La Spartan Race, qui tient chaque année des dizaines de compétitions partout en Amérique, offre aux Montréalais un parcours de 5 km en montagne au cours duquel les participants doivent sauter par-dessus un brasier géant, escalader des murs et grimper aux arbres parmi une horde de figurants déguisés en Spartiates. En juin dernier, Mélanie Vincelette a pris part à l’épreuve en suivant à la lettre les conseils de son frère kinésiologue, ainsi que ceux d’Hérodote. Récit d’un entrainement extrême pour une course extrême.

Considéré dans ce texte

La Spartan Race. L’alcool et le sport. La fraternité. Hérodote. Aruki Murakami. Notre propension à croire que ramper dans la boue sous des barbelés électrifiés fait de nous de meilleurs êtres.

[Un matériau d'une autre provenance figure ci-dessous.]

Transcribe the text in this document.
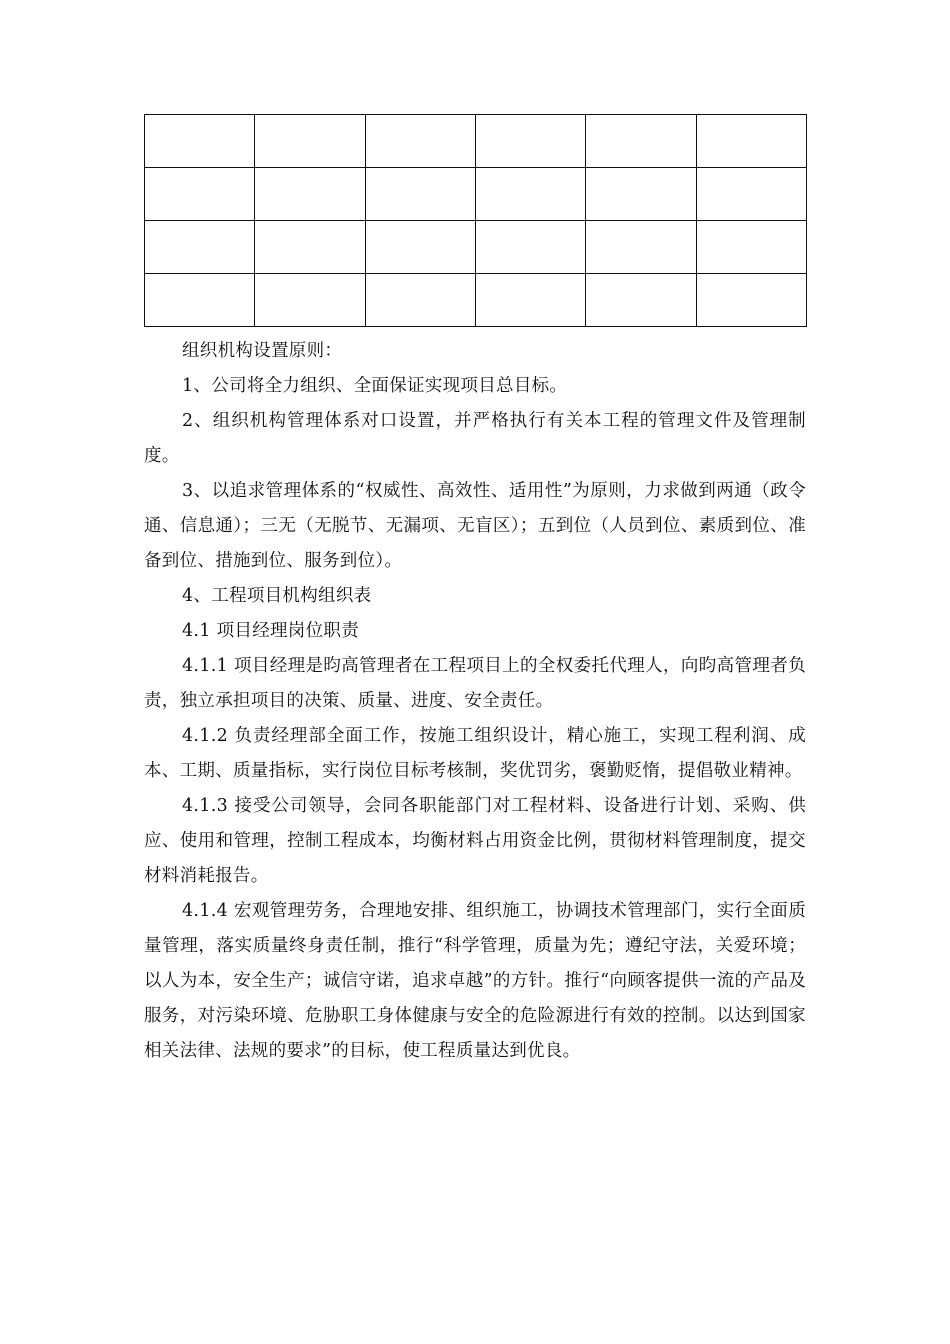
组织机构设置原则：

1、公司将全力组织、全面保证实现项目总目标。

2、组织机构管理体系对口设置，并严格执行有关本工程的管理文件及管理制度。

3、以追求管理体系的“权威性、高效性、适用性”为原则，力求做到两通（政令通、信息通）；三无（无脱节、无漏项、无盲区）；五到位（人员到位、素质到位、准备到位、措施到位、服务到位）。

4、工程项目机构组织表

4.1 项目经理岗位职责

4.1.1 项目经理是昀高管理者在工程项目上的全权委托代理人，向昀高管理者负责，独立承担项目的决策、质量、进度、安全责任。

4.1.2 负责经理部全面工作，按施工组织设计，精心施工，实现工程利润、成本、工期、质量指标，实行岗位目标考核制，奖优罚劣，褒勤贬惰，提倡敬业精神。

4.1.3 接受公司领导，会同各职能部门对工程材料、设备进行计划、采购、供应、使用和管理，控制工程成本，均衡材料占用资金比例，贯彻材料管理制度，提交材料消耗报告。

4.1.4 宏观管理劳务，合理地安排、组织施工，协调技术管理部门，实行全面质量管理，落实质量终身责任制，推行“科学管理，质量为先；遵纪守法，关爱环境；以人为本，安全生产；诚信守诺，追求卓越”的方针。推行“向顾客提供一流的产品及服务，对污染环境、危胁职工身体健康与安全的危险源进行有效的控制。以达到国家相关法律、法规的要求”的目标，使工程质量达到优良。
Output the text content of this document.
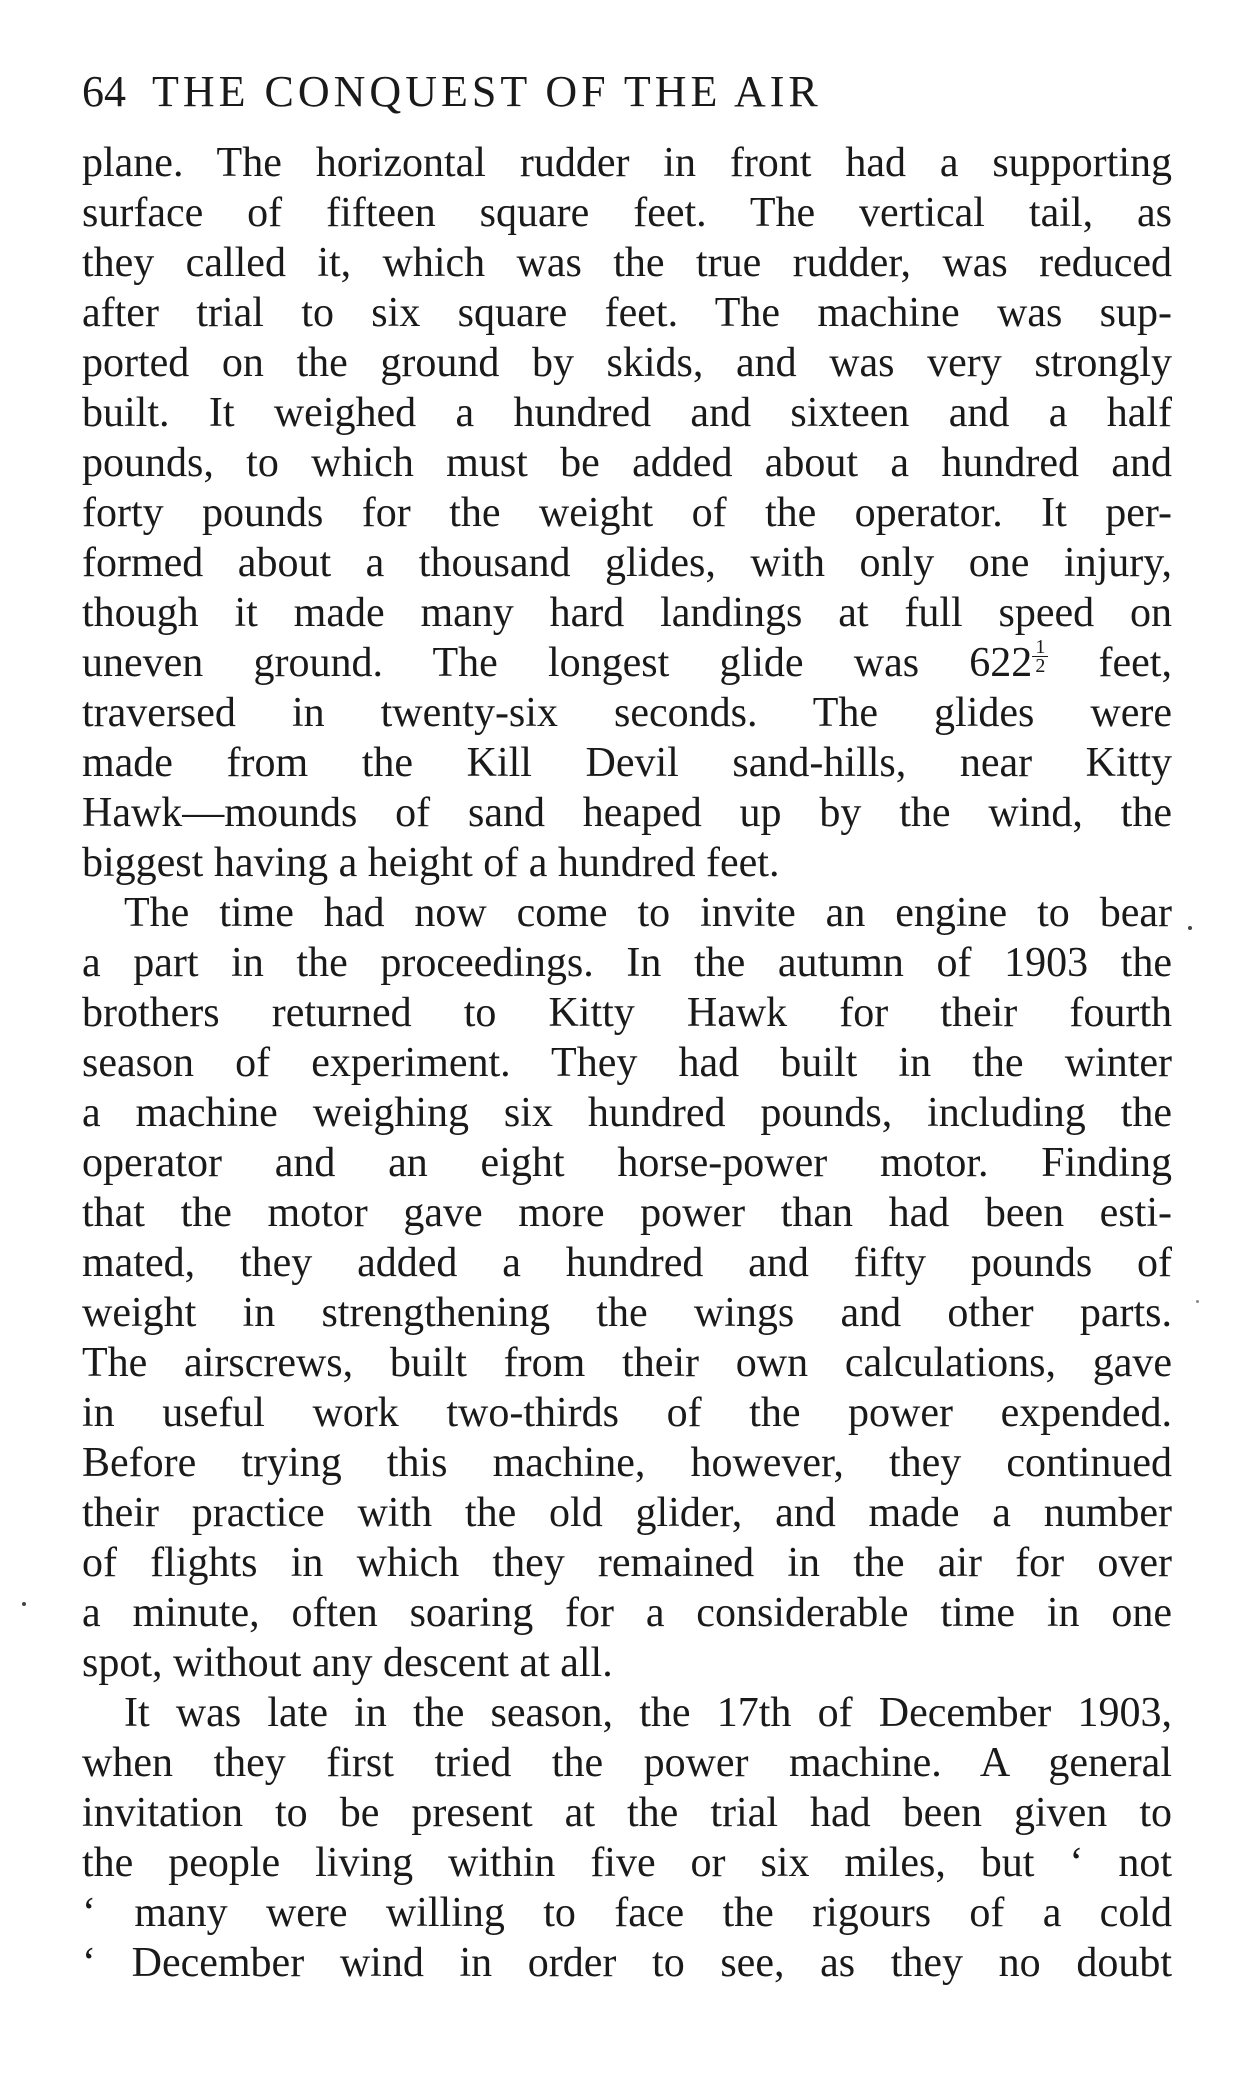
64 THE CONQUEST OF THE AIR
plane. The horizontal rudder in front had a supporting
surface of fifteen square feet. The vertical tail, as
they called it, which was the true rudder, was reduced
after trial to six square feet. The machine was sup-
ported on the ground by skids, and was very strongly
built. It weighed a hundred and sixteen and a half
pounds, to which must be added about a hundred and
forty pounds for the weight of the operator. It per-
formed about a thousand glides, with only one injury,
though it made many hard landings at full speed on
uneven ground. The longest glide was $622 \frac{1}{2}$ feet,
traversed in twenty-six seconds. The glides were
made from the Kill Devil sand-hills, near Kitty
Hawk—mounds of sand heaped up by the wind, the
biggest having a height of a hundred feet.
The time had now come to invite an engine to bear
a part in the proceedings. In the autumn of 1903 the
brothers returned to Kitty Hawk for their fourth
season of experiment. They had built in the winter
a machine weighing six hundred pounds, including the
operator and an eight horse-power motor. Finding
that the motor gave more power than had been esti-
mated, they added a hundred and fifty pounds of
weight in strengthening the wings and other parts.
The airscrews, built from their own calculations, gave
in useful work two-thirds of the power expended.
Before trying this machine, however, they continued
their practice with the old glider, and made a number
of flights in which they remained in the air for over
a minute, often soaring for a considerable time in one
spot, without any descent at all.
It was late in the season, the 17th of December 1903,
when they first tried the power machine. A general
invitation to be present at the trial had been given to
the people living within five or six miles, but ‘ not
‘ many were willing to face the rigours of a cold
‘ December wind in order to see, as they no doubt
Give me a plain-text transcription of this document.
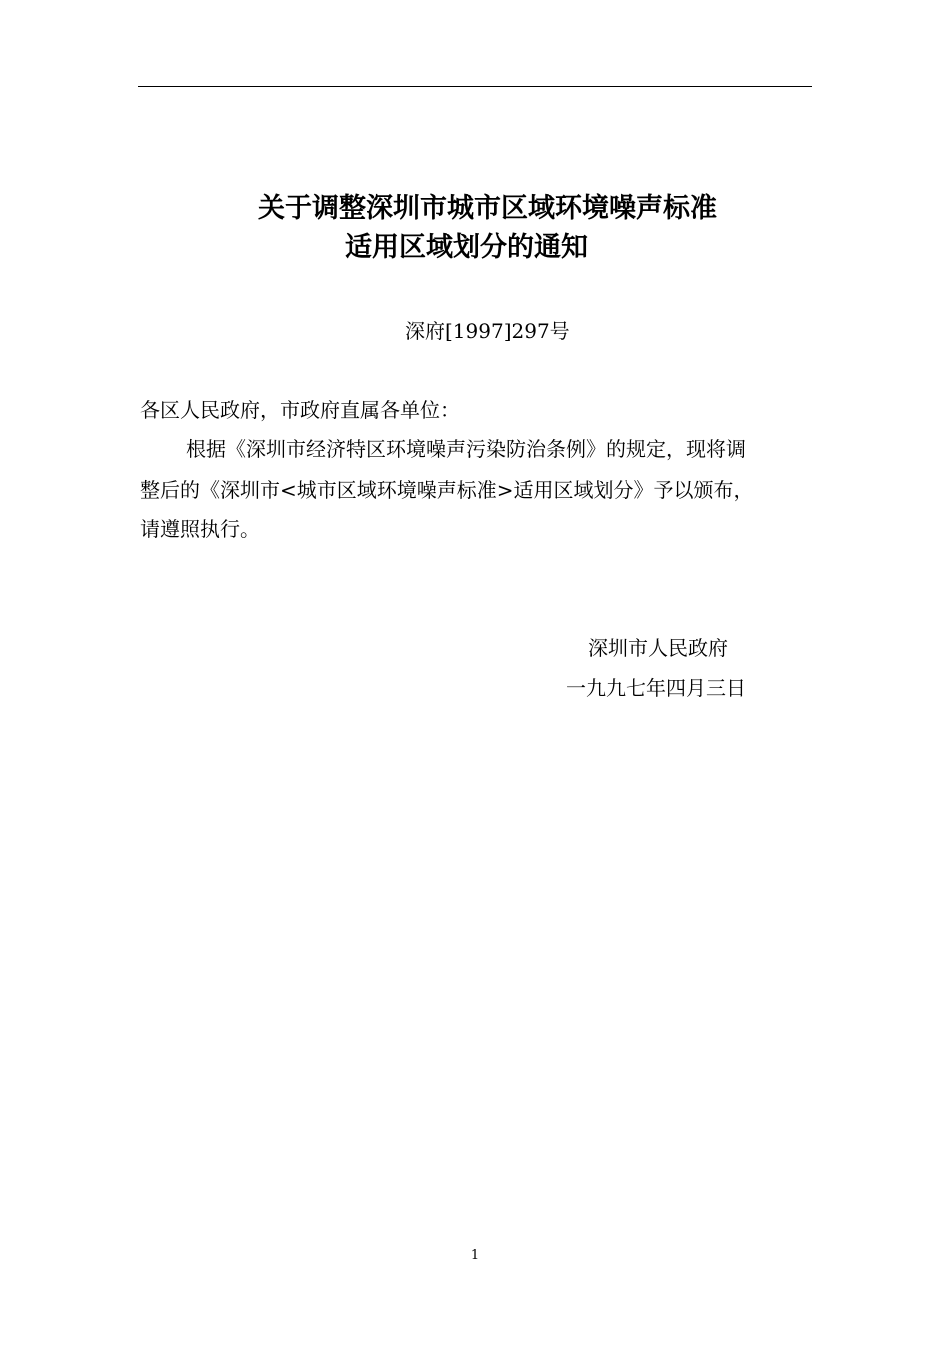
关于调整深圳市城市区域环境噪声标准
适用区域划分的通知
深府[1997]297号
各区人民政府，市政府直属各单位：
根据《深圳市经济特区环境噪声污染防治条例》的规定，现将调
整后的《深圳市<城市区域环境噪声标准>适用区域划分》予以颁布，
请遵照执行。
深圳市人民政府
一九九七年四月三日
1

J’ai passé la dernière décennie assise devant mon ordinateur, à admirer les innovations typographiques de Tobias Frere-Jones, que j’imagine souvent comme étant un mari idéal vivant à New York. Mon frère est kinésiologue et s’habille avec les vêtements promotionnels qu’il trouve dans des caisses de bières ou qui lui sont postés à titre gracieux avec son abonnement de Sports Illustrated. Il bouge tout le temps. Nous pouvons être au milieu d’une conversation normale quand soudainement il se jette au sol pour faire des push-ups sur une main. C’est comme si nous venions de deux mondes opposés, pourtant nous avons été élevés dans la même maison. L’an dernier, il m’a inscrite à mon insu à la Spartan Race. «C’est une course à obstacles au domaine Saint-Bernard, à Tremblant», a-t-il dit sans donner plus de détails.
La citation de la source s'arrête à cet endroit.